Introducing the text, Saudi Arabia’s representative said that as the world grapples with the greatest ever public health challenge, his delegation led the drafting of a resolution that calls for greater cooperation to combat COVID-19. It is regrettable, however, that the silence procedure was broken after the final version was tabled. Syria’s representative said the substance of “L.57” had not been the subject of negotiation or transparent discussion.

In other business, the Assembly adopted without a vote the resolution titled “Consolidating gains and accelerating efforts to control and eliminate malaria in developing countries, particularly in Africa, by 2030” (document A/74/L.91), calling on all Member States to ensure that malaria and other essential services are sustained during the COVID-19 pandemic and, on the basis of lessons learned, to work towards building resilient health systems.

Among other things, the Assembly called for greater support in implementing Sustainable Development Goal 3 (good health and well-being), target 3.3, as well as related targets outlined in the WHO Global Technical Strategy for Malaria 2016‑2030. It called on the international community to help malaria-endemic countries strengthen their health systems, medicine production and human resources to achieve universal health coverage.

In an explanation of position, the representative of the United States said his delegation did not concur with references to WHO in several of the resolution’s preambular and operative paragraphs.

The Assembly also decided to appoint Bhutan to the board of the 10-Year Framework of Programmes on Sustainable Consumption and Production Patterns for a term beginning on 11 September 2020 and ending on 15 September 2021.

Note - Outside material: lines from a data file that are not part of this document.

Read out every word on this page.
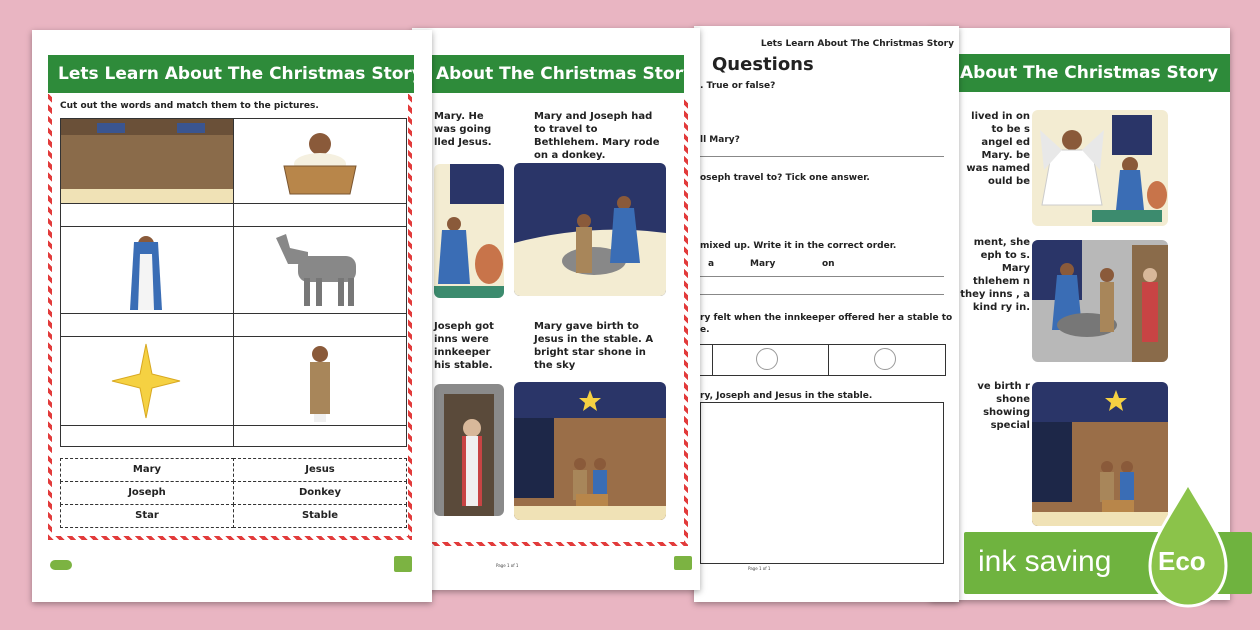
About The Christmas Story
lived in on to be s angel ed Mary. be was named ould be
ment, she eph to s. Mary thlehem n they inns , a kind ry in.
ve birth r shone showing special
Lets Learn About The Christmas Story
Questions
. True or false?
ll Mary?
oseph travel to? Tick one answer.
mixed up. Write it in the correct order.
a	Mary	on
ry felt when the innkeeper offered her a stable to
e.
ry, Joseph and Jesus in the stable.
Page 1 of 1
About The Christmas Story
Mary. He was going lled Jesus.
Mary and Joseph had to travel to Bethlehem. Mary rode on a donkey.
Joseph got inns were innkeeper his stable.
Mary gave birth to Jesus in the stable. A bright star shone in the sky
Page 1 of 1
Lets Learn About The Christmas Story
Cut out the words and match them to the pictures.
Mary	Jesus
Joseph	Donkey
Star	Stable
ink saving Eco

Also delivering statements today were representatives of Belize (on behalf of small island developing States), United Kingdom, Egypt, Azerbaijan, Israel, Uruguay, Peru, Russian Federation, Syria, Iraq, Turkey, Libya, Argentina, Brazil, El Salvador, Indonesia, India, Philippines, Iran, Pakistan, Ukraine, Colombia, Guatemala, Republic of Korea and Afghanistan.

The observer of the Holy See also spoke.

The General Assembly will reconvene at 3 p.m. Monday, 13 September, to continue its work.